= Documentary Film Movement =

Group of British film-makers

The Documentary Film Movement is the group of British filmmakers, led by John Grierson, who were influential in British film culture in the 1930s and 1940s.

==Principles==
The founding principles of the movement were based on Grierson's views of documentary film. He wished to use film to educate citizens in an understanding of democratic society.

==History==
The movement began at the Film Unit of the Empire Marketing Board in 1930. The unit was headed by John Grierson, who appointed apprentices such as Basil Wright, Arthur Elton, Edgar Anstey, Stuart Legg, Paul Rotha and Harry Watt. These filmmakers were mostly young, middle-class, educated males with liberal political views. In 1933, the film unit was transferred to the General Post Office.

From 1936, the movement began to disperse and divisions emerged.
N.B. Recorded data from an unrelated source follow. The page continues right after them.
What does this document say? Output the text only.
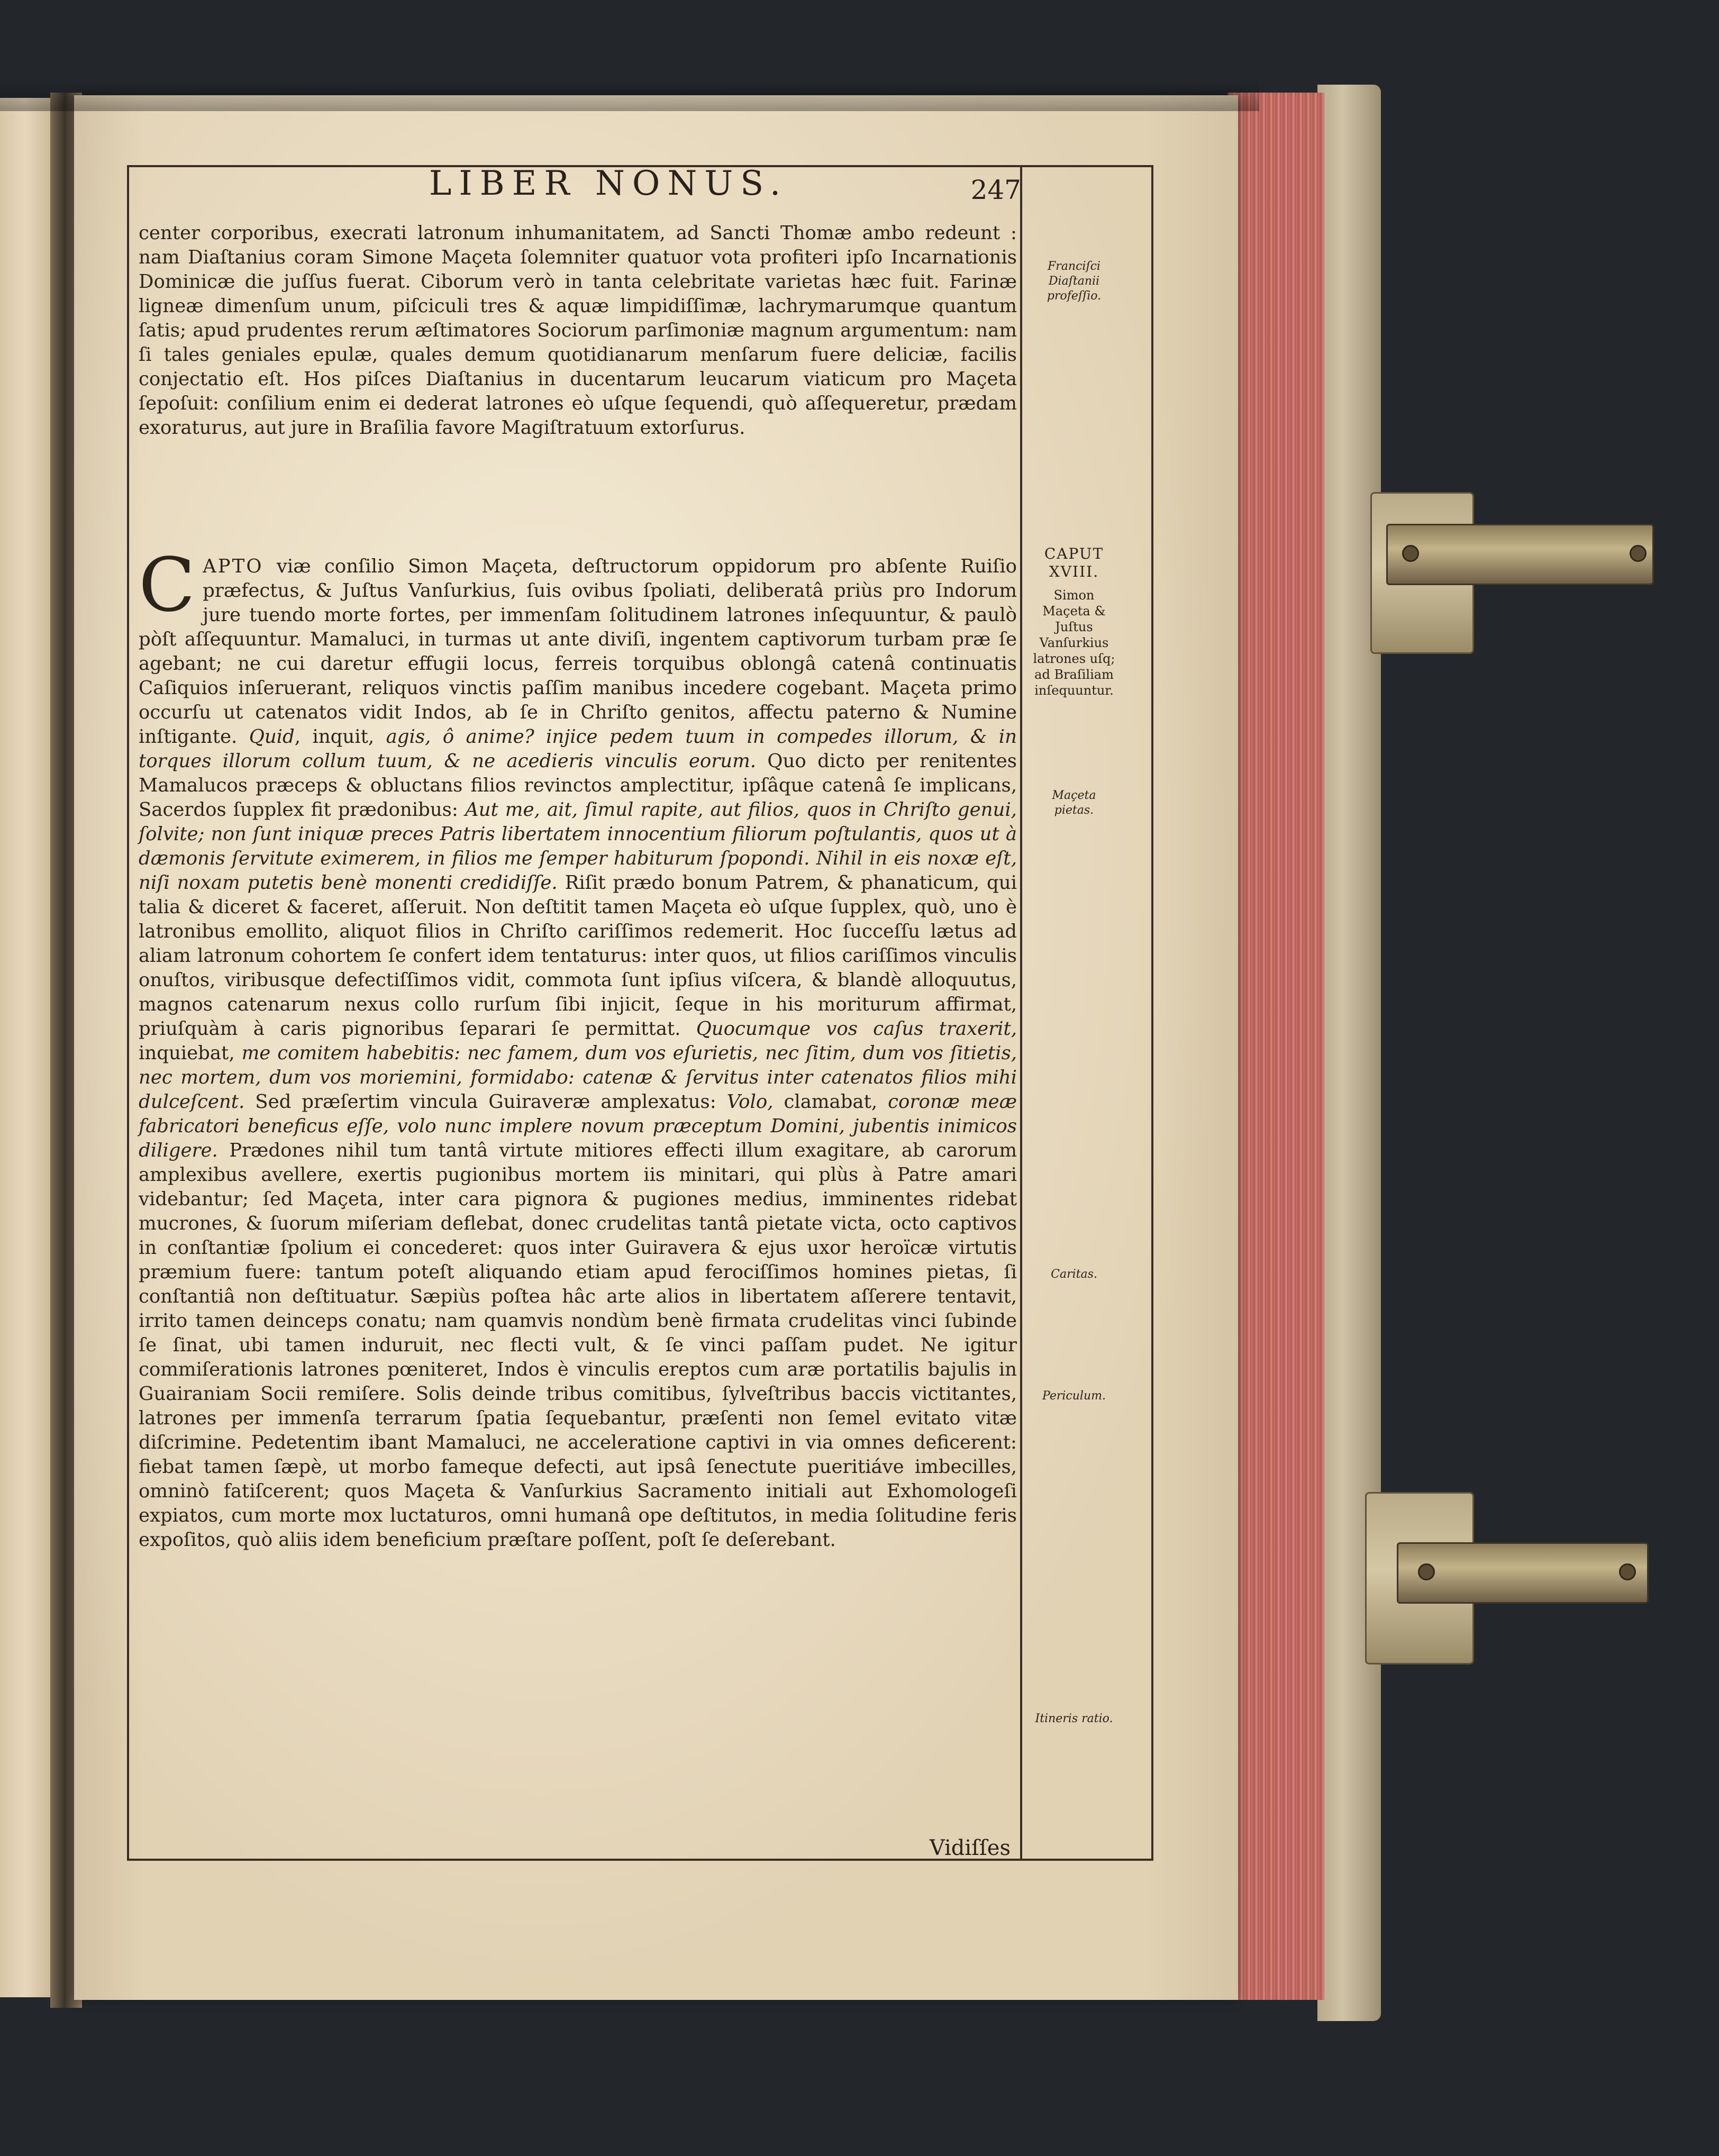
LIBER NONUS.	247

center corporibus, execrati latronum inhumanitatem, ad Sancti Thomæ ambo redeunt : nam Diaſtanius coram Simone Maçeta ſolemniter quatuor vota profiteri ipſo Incarnationis Dominicæ die juſſus fuerat. Ciborum verò in tanta celebritate varietas hæc fuit. Farinæ ligneæ dimenſum unum, piſciculi tres & aquæ limpidiſſimæ, lachrymarumque quantum ſatis; apud prudentes rerum æſtimatores Sociorum parſimoniæ magnum argumentum: nam ſi tales geniales epulæ, quales demum quotidianarum menſarum fuere deliciæ, facilis conjectatio eſt. Hos piſces Diaſtanius in ducentarum leucarum viaticum pro Maçeta ſepoſuit: conſilium enim ei dederat latrones eò uſque ſequendi, quò aſſequeretur, prædam exoraturus, aut jure in Braſilia favore Magiſtratuum extorſurus.

CAPTO viæ conſilio Simon Maçeta, deſtructorum oppidorum pro abſente Ruiſio præfectus, & Juſtus Vanſurkius, ſuis ovibus ſpoliati, deliberatâ priùs pro Indorum jure tuendo morte fortes, per immenſam ſolitudinem latrones inſequuntur, & paulò pòſt aſſequuntur. Mamaluci, in turmas ut ante diviſi, ingentem captivorum turbam præ ſe agebant; ne cui daretur effugii locus, ferreis torquibus oblongâ catenâ continuatis Caſiquios inſeruerant, reliquos vinctis paſſim manibus incedere cogebant. Maçeta primo occurſu ut catenatos vidit Indos, ab ſe in Chriſto genitos, affectu paterno & Numine inſtigante. Quid, inquit, agis, ô anime? injice pedem tuum in compedes illorum, & in torques illorum collum tuum, & ne acedieris vinculis eorum. Quo dicto per renitentes Mamalucos præceps & obluctans filios revinctos amplectitur, ipſâque catenâ ſe implicans, Sacerdos ſupplex fit prædonibus: Aut me, ait, ſimul rapite, aut filios, quos in Chriſto genui, ſolvite; non ſunt iniquæ preces Patris libertatem innocentium filiorum poſtulantis, quos ut à dæmonis ſervitute eximerem, in filios me ſemper habiturum ſpopondi. Nihil in eis noxæ eſt, niſi noxam putetis benè monenti credidiſſe. Riſit prædo bonum Patrem, & phanaticum, qui talia & diceret & faceret, aſſeruit. Non deſtitit tamen Maçeta eò uſque ſupplex, quò, uno è latronibus emollito, aliquot filios in Chriſto cariſſimos redemerit. Hoc ſucceſſu lætus ad aliam latronum cohortem ſe confert idem tentaturus: inter quos, ut filios cariſſimos vinculis onuſtos, viribusque defectiſſimos vidit, commota ſunt ipſius viſcera, & blandè alloquutus, magnos catenarum nexus collo rurſum ſibi injicit, ſeque in his moriturum affirmat, priuſquàm à caris pignoribus ſeparari ſe permittat. Quocumque vos caſus traxerit, inquiebat, me comitem habebitis: nec famem, dum vos eſurietis, nec ſitim, dum vos ſitietis, nec mortem, dum vos moriemini, formidabo: catenæ & ſervitus inter catenatos filios mihi dulceſcent. Sed præſertim vincula Guiraveræ amplexatus: Volo, clamabat, coronæ meæ fabricatori beneficus eſſe, volo nunc implere novum præceptum Domini, jubentis inimicos diligere. Prædones nihil tum tantâ virtute mitiores effecti illum exagitare, ab carorum amplexibus avellere, exertis pugionibus mortem iis minitari, qui plùs à Patre amari videbantur; ſed Maçeta, inter cara pignora & pugiones medius, imminentes ridebat mucrones, & ſuorum miſeriam deflebat, donec crudelitas tantâ pietate victa, octo captivos in conſtantiæ ſpolium ei concederet: quos inter Guiravera & ejus uxor heroïcæ virtutis præmium fuere: tantum poteſt aliquando etiam apud ferociſſimos homines pietas, ſi conſtantiâ non deſtituatur. Sæpiùs poſtea hâc arte alios in libertatem aſſerere tentavit, irrito tamen deinceps conatu; nam quamvis nondùm benè firmata crudelitas vinci ſubinde ſe ſinat, ubi tamen induruit, nec flecti vult, & ſe vinci paſſam pudet. Ne igitur commiſerationis latrones pœniteret, Indos è vinculis ereptos cum aræ portatilis bajulis in Guairaniam Socii remiſere. Solis deinde tribus comitibus, ſylveſtribus baccis victitantes, latrones per immenſa terrarum ſpatia ſequebantur, præſenti non ſemel evitato vitæ diſcrimine. Pedetentim ibant Mamaluci, ne acceleratione captivi in via omnes deficerent: fiebat tamen ſæpè, ut morbo fameque defecti, aut ipsâ ſenectute pueritiáve imbecilles, omninò fatiſcerent; quos Maçeta & Vanſurkius Sacramento initiali aut Exhomologeſi expiatos, cum morte mox luctaturos, omni humanâ ope deſtitutos, in media ſolitudine feris expoſitos, quò aliis idem beneficium præſtare poſſent, poſt ſe deſerebant.

Franciſci Diaſtanii profeſſio.
CAPUT XVIII.
Simon Maçeta & Juſtus Vanſurkius latrones uſq; ad Braſiliam inſequuntur.
Maçeta pietas.
Caritas.
Periculum.
Itineris ratio.
Vidiſſes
Whereas previously the documentary film movement had been located in a single public sector organisation, it separated in the late 1930s into different branches, as filmmakers explored other possibilities for developing documentary film. By 1937, the movement was spread across four different production units: GPO, Shell (headed by Anstey), Strand (headed by Rotha) and Realist (led by Wright).

In 1939, Grierson left Britain to work with the National Film Board of Canada, where he remained until 1945. In 1940, the GPO Film Unit was transferred to the Ministry of Information and renamed the Crown Film Unit.